A new report from the Center for Economic and Policy Research (CEPR) says Medicare Advantage plans are costing Medicare more while reducing the quality of care for its beneficiaries.
The report, “Profiting at the Expense of Seniors: The Financialization of Home Health Care,” was written by Eileen Appelbaum, Co-Director of the CEPR and a Fellow at Rutgers University; Rosemary Batt, Professor of Women and Work at Cornell University; and Emma Curchin, CEPR’s Domestic Outreach and Research Assistant.
How Medicare Advantage Plans Profit from Traditional Medicare
The September 2023 report said the current Medicare Advantage plan payment models “privilege the interests of large health insurance companies and other financial actors seeking to maximize profits over those of providers of traditional Medicare services.”
The Centers for Medicare & Medicaid Services (CMS) says the participation of Medicare Advantage plan insurers improve patient care, while reducing healthcare costs. But the report disagreed.
“The preponderance of evidence shows the opposite: Privatized senior care has led to higher costs for Medicare and a drain on the Medicare trust fund,” the study said. “At the same time, it has increased the profits of insurance companies and reduced the quality of patient care by requiring preauthorization for treatment that may be denied and limiting patient choices to a narrow provider network.”
The report quotes the Medicare Payment Advisory Commission (MedPAC) estimate that Medicare Advantage plans upcode patients to “appear to be sicker than they are.” Upcoding, MedPAC said, “costs CMS 106 percent of what traditional Medicare costs.”

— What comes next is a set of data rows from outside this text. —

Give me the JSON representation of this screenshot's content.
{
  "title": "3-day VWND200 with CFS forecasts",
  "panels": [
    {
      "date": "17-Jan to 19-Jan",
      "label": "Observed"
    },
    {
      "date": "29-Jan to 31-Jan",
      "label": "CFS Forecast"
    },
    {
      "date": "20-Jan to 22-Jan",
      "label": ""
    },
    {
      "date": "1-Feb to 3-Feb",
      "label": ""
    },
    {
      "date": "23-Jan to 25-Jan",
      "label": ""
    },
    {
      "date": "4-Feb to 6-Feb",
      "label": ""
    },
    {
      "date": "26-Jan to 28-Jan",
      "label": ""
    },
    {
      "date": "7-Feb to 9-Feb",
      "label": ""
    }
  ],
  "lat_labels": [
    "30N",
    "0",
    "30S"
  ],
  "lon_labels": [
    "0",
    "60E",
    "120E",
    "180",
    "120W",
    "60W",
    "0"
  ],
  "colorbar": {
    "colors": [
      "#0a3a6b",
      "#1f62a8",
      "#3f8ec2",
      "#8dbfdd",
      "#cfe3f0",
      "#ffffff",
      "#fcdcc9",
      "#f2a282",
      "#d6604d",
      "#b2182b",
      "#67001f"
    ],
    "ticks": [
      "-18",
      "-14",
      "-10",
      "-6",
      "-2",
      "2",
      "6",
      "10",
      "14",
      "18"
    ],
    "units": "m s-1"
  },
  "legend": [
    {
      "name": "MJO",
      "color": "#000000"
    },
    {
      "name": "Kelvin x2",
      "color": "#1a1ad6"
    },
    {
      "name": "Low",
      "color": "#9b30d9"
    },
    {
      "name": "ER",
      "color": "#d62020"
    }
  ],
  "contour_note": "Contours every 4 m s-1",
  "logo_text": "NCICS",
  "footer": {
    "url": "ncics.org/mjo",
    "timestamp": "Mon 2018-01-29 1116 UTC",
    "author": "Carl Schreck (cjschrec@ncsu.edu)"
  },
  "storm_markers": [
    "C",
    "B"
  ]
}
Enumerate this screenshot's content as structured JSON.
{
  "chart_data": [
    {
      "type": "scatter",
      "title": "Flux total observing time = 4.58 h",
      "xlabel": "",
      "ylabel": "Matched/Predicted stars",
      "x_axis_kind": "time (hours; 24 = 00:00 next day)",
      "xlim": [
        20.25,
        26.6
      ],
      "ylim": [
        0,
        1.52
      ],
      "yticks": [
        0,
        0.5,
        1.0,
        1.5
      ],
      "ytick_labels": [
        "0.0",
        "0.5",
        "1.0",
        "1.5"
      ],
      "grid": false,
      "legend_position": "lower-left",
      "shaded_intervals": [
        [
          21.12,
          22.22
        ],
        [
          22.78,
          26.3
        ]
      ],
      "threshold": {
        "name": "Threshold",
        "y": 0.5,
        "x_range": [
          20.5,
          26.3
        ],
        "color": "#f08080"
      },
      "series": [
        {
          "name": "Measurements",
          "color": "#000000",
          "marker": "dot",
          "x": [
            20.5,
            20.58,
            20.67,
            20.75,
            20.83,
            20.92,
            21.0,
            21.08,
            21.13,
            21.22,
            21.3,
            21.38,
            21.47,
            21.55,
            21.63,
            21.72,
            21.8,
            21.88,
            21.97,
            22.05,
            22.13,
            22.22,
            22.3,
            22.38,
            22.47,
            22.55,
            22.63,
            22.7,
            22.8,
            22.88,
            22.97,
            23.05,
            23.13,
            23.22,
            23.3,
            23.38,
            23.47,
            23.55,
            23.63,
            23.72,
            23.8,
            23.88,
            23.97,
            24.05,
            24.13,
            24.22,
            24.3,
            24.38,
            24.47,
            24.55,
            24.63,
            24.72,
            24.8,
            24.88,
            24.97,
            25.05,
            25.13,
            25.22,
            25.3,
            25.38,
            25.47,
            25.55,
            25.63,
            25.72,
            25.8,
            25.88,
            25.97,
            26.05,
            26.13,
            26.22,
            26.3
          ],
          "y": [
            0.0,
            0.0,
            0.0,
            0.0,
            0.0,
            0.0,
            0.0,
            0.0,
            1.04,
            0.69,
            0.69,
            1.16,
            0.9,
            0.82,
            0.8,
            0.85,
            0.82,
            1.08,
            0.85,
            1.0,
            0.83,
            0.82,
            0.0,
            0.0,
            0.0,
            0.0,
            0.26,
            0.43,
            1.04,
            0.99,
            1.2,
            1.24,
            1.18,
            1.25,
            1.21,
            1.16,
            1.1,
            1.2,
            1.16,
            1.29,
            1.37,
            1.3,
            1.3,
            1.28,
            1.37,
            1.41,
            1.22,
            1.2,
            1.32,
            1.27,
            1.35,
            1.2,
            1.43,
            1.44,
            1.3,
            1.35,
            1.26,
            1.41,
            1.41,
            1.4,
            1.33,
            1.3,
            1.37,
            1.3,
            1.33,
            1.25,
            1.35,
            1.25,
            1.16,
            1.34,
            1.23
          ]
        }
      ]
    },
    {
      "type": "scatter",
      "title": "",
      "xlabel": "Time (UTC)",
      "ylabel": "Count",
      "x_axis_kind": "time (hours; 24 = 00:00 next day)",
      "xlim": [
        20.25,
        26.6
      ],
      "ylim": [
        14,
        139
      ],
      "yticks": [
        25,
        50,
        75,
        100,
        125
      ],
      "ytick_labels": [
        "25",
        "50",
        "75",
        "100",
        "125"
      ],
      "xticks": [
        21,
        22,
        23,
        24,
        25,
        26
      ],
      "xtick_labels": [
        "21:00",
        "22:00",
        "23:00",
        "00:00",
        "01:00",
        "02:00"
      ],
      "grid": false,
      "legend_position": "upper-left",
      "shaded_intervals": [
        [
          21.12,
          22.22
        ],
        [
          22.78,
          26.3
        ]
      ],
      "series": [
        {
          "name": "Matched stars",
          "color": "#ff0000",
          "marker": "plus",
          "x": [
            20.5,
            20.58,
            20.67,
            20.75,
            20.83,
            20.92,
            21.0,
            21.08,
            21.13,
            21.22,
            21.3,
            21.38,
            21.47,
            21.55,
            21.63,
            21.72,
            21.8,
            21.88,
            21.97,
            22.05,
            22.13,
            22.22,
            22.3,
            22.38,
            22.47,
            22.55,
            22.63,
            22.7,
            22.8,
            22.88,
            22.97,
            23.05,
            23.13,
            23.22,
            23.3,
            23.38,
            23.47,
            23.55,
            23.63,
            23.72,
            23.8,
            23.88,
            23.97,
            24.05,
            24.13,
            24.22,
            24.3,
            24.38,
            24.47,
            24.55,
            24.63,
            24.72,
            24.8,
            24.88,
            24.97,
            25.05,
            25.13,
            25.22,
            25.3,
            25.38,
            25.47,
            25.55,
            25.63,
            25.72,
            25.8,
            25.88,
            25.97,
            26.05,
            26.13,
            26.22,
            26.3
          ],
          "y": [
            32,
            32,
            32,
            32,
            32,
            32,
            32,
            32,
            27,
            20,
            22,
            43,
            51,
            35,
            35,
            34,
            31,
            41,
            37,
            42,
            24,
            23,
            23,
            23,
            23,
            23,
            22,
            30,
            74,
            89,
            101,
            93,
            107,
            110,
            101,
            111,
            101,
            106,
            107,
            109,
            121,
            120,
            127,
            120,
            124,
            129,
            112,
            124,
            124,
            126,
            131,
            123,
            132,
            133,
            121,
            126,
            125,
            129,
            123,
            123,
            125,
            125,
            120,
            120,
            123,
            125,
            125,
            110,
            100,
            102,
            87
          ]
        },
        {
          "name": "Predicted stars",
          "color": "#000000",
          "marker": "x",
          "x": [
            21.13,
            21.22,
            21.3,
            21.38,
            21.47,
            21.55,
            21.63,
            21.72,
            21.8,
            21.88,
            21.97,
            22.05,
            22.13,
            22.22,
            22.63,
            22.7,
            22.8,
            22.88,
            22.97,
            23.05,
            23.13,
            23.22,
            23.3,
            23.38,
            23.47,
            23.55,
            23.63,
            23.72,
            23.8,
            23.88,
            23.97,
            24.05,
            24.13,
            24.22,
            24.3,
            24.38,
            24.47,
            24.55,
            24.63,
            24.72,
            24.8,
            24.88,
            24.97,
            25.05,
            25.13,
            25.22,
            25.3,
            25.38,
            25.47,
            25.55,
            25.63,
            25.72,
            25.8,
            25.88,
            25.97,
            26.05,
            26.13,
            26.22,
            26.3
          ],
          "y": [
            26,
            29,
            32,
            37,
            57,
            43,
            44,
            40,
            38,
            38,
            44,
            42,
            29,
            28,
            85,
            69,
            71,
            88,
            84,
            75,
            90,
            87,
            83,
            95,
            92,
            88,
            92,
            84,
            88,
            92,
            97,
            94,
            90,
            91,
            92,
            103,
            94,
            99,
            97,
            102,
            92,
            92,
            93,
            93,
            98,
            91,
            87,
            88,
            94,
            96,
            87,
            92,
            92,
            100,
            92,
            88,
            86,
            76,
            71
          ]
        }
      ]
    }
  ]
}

Why Medicare Ends Up Paying More
Because CMS uses a “capitated” payment model that pays Medicare Advantage plans a flat fee per beneficiary, the Medicare Advantage plans “also enroll healthier Medicare beneficiaries, increasing their operating surplus by another 11 percent, making the payments to MA plans 19 percent higher than the payments to traditional Medicare.”
MedPAC also cited a 2020 statistic that CMS spent $1,538 more per beneficiary enrolled in a Medicare Advantage plan than it would have paid had that beneficiary been enrolled in traditional Medicare.
The CEPR report cited “carefully done” studies that found that beneficiaries enrolled in Medicare Advantage plans “are less likely to be cared for by high-quality home health agencies or skilled nursing facilities than are traditional Medicare beneficiaries. They are also more likely to be treated by lower-quality providers in both settings.”